Key West, Florida – It was a sunny morning in the Sunshine State when Vincent Scardina, a self-declared Trump supporter and owner of a small roofing company, suddenly realized what it means when election decisions have real consequences. A third of his workforce was intercepted by ICE on the way to work – six men from Nicaragua, arrested in a single sweep during rush hour. The charge: unlawful presence. The consequence: deportation. The collateral damage? A baffled contractor with an empty work truck.
Scardina, who just a few months earlier had vocally supported Trump’s tough immigration policies, now stood before the rubble of his own political convictions. “I did want the laws enforced,” he told a local reporter hesitantly, “just not on my guys.” His voice broke as he recounted the scene on the highway: flashing lights, uniforms, and six frightened workers handcuffed and led into a bus – not terrorists, not criminals, but men with toolboxes and lunch pails.
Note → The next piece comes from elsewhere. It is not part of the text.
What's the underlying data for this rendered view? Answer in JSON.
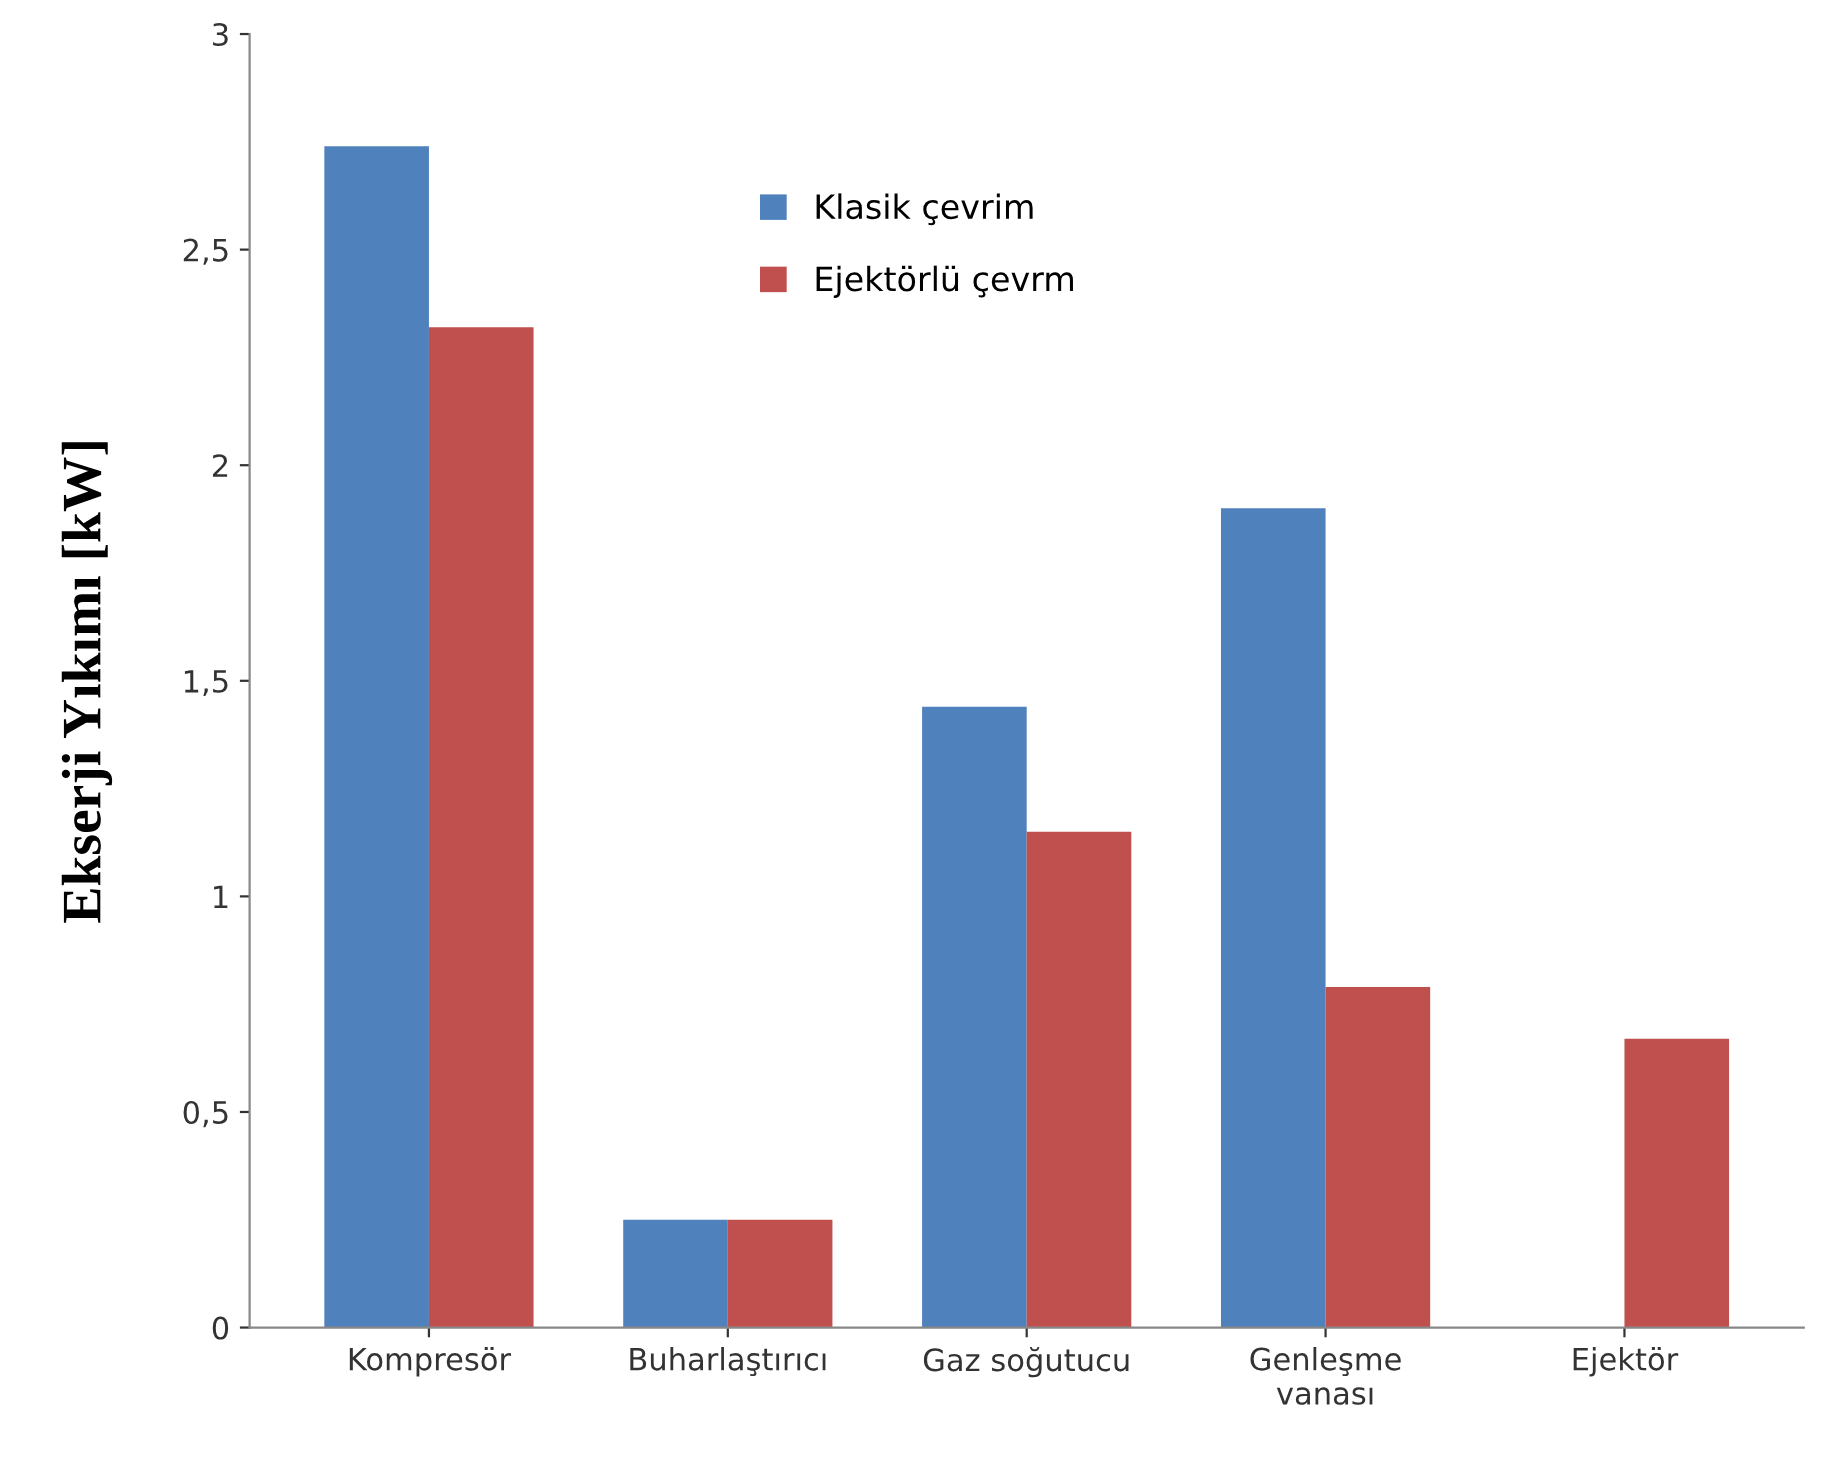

The Monroe County Sheriff’s Office confirmed the incident without emotion: they had simply helped “transport individuals for deportation.” For Scardina, it marked a moment of moral awakening. His work orders are piling up, customers are waiting – but his best workers now sit in jail or have already been deported. “They were like family,” he says today, with a tone caught somewhere between defiance and regret. After all, he had only wanted a president who stood for “law and order.”
What Scardina had overlooked: the concept of “law and order” doesn’t distinguish between his workers and those “others” warned about in right-wing talk shows. When Trump announces mass deportations, he’s not talking about abstract numbers – he means real people, even if they’re currently re-roofing a building. In Scardina’s case: a kindergarten in Homestead, deadline – missed!
Now the man who said he voted for Trump “out of economic common sense” is wondering whether it was truly sensible to toss his own workforce into the gears of the immigration bureaucracy. “I didn’t run into the wall,” he told us as well, “the wall came at me.” A sentence that may well find its place in the annals of ironic self-reflection under Trump’s second term.
As Scardina now desperately searches for new workers – quickly and, if possible, legally – his case may well be a blueprint for a growing dilemma across the U.S. economy: The politics you vote for isn’t always the policy you can work with. And sometimes, reality comes crashing down from the roof faster than you think.